The type of the image sensor 11 is not restricted to RGB-type CCD or CMOS color sensors. The invention can applied with any kind of color image sensor based on any kind of color system or matrix layout as long as at least two of the primary colors of the sensor have substantially different spatial sampling frequencies. For example, the color system may be a CYGM (Cyan-Yellow-Green-Magenta) color system.
The different sampling frequencies for the different primary colors may be due to the different number of pixels representing said colors, or it may be due to the different size or spatial arrangement of the pixels. For example, an image sensor may have several layers each detecting a different primary color and said layers arranged so that in at least two of these layers the pixel sizes are different. It is also possible that the image sensor consists of several sensor chips each recording a different primary color. The image to these separate sensor chips may be divided using, for example, prism beam splitters or dichroic mirrors. A known example of such multi-chip color sensors are the 3CCD sensors used, for example, in digital video cameras.
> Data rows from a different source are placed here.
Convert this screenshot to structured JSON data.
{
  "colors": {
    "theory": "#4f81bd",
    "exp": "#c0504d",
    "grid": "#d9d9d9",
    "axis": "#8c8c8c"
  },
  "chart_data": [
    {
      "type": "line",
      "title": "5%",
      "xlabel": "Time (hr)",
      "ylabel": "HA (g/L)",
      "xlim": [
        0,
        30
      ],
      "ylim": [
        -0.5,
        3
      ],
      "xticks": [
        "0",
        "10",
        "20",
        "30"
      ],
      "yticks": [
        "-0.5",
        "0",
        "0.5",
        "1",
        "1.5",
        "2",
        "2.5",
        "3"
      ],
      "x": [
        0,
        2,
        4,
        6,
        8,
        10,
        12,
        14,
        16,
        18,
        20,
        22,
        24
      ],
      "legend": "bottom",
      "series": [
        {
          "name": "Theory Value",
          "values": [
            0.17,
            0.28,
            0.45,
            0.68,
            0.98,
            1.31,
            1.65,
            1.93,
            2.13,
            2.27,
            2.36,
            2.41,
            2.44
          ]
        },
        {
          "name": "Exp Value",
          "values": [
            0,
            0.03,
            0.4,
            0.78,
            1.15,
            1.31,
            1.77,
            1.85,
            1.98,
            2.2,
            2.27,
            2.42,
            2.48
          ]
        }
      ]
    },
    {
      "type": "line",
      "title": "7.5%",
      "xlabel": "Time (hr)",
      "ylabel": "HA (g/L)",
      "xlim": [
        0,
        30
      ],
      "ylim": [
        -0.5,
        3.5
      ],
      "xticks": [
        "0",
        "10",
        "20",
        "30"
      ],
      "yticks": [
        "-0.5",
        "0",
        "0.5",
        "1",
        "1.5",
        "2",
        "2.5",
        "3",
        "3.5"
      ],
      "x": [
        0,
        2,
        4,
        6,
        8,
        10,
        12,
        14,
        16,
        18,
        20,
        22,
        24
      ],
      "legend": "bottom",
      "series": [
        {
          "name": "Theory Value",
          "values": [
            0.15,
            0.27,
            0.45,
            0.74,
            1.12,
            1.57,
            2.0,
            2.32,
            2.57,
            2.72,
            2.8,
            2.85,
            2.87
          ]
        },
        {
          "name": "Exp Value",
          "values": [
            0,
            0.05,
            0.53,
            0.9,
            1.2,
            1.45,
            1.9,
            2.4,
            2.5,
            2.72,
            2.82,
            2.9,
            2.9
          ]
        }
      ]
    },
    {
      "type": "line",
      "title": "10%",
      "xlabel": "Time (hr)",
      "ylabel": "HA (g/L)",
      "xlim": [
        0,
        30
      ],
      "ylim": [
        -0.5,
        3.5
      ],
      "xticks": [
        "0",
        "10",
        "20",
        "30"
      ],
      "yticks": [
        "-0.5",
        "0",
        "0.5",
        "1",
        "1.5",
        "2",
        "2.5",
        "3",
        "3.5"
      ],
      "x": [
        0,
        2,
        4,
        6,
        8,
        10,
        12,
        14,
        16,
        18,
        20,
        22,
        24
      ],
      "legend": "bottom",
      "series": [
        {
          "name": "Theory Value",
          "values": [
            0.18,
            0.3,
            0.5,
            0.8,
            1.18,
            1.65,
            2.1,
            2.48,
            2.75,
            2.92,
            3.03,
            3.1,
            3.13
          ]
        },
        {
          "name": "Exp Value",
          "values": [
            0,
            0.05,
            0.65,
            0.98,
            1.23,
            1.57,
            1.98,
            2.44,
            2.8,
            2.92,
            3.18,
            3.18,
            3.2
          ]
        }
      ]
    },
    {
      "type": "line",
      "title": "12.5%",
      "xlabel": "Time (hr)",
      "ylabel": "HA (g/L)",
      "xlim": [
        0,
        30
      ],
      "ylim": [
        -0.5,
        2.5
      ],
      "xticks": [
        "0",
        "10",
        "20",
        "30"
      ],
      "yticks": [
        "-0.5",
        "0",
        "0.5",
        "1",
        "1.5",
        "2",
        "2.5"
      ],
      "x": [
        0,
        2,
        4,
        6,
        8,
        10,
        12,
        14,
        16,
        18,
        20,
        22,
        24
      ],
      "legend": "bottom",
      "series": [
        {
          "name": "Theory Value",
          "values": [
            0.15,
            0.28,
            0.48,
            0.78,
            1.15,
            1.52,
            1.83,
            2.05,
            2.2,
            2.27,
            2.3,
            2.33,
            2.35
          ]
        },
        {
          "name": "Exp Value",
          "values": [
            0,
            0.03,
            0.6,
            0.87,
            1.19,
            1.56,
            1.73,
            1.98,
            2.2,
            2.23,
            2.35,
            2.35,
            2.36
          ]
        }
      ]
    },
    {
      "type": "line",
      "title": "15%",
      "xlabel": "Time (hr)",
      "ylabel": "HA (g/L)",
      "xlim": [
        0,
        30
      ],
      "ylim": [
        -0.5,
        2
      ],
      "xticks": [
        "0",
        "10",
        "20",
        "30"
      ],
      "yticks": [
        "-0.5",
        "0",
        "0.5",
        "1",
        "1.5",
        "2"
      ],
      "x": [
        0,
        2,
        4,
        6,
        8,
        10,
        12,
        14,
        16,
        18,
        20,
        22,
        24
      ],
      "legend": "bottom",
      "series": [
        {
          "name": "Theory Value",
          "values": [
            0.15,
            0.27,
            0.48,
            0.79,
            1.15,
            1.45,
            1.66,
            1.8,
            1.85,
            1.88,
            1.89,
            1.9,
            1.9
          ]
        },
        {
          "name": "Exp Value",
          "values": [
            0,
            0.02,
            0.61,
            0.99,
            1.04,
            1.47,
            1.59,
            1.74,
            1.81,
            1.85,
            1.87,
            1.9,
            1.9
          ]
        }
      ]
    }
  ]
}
It is also possible that the imaging sensor may be arranged to record only two different primary colors. Therefore, the term “primary color” should be interpreted in this connection very widely meaning simply the different wavelength bands that the different “color”pixels in the image sensor are arranged to detect. Therefore, the primary colors need not necessarily be the colors defined, for example, by a RGB- or CYGM-type color system. The number of primary colors in an imaging system according to the invention is not limited in any manner.
It is further possible that the color specific aperture stop may also comprise spectral filtering properties in order to balance the amount of light between different primary colors in order to reduce the requirements for the dynamic range of the image sensor. For example, the ring-like area 32 in FIG. 5 may be designed to transmit both red and blue colors, but also to attenuate slightly the red color compared to the blue color, if necessary. In similar manner, the center area 33 may be designed to attenuate the green color compared to the red and blue colors.
The imaging system according the invention may be preferably designed as a module, for example as an OEM module, which can be manufactured separately and easily installed into an electronic device needing to be equipped with imaging capabilities.
The electronic imaging system based on the use of an electronic image sensor and equipped with a color specific aperture stop according to the invention can be used in a wide variety of applications. Preferably, the invention is used in portable devices, like digital still or video cameras, where the compact size and lightweight construction are essential. Such digital cameras are nowadays integrated to many kind of portable devices, including, for example, mobile phones or other wireless communication devices. The invention may also be used in non-portable devices, such as web cameras or other computer related imaging devices.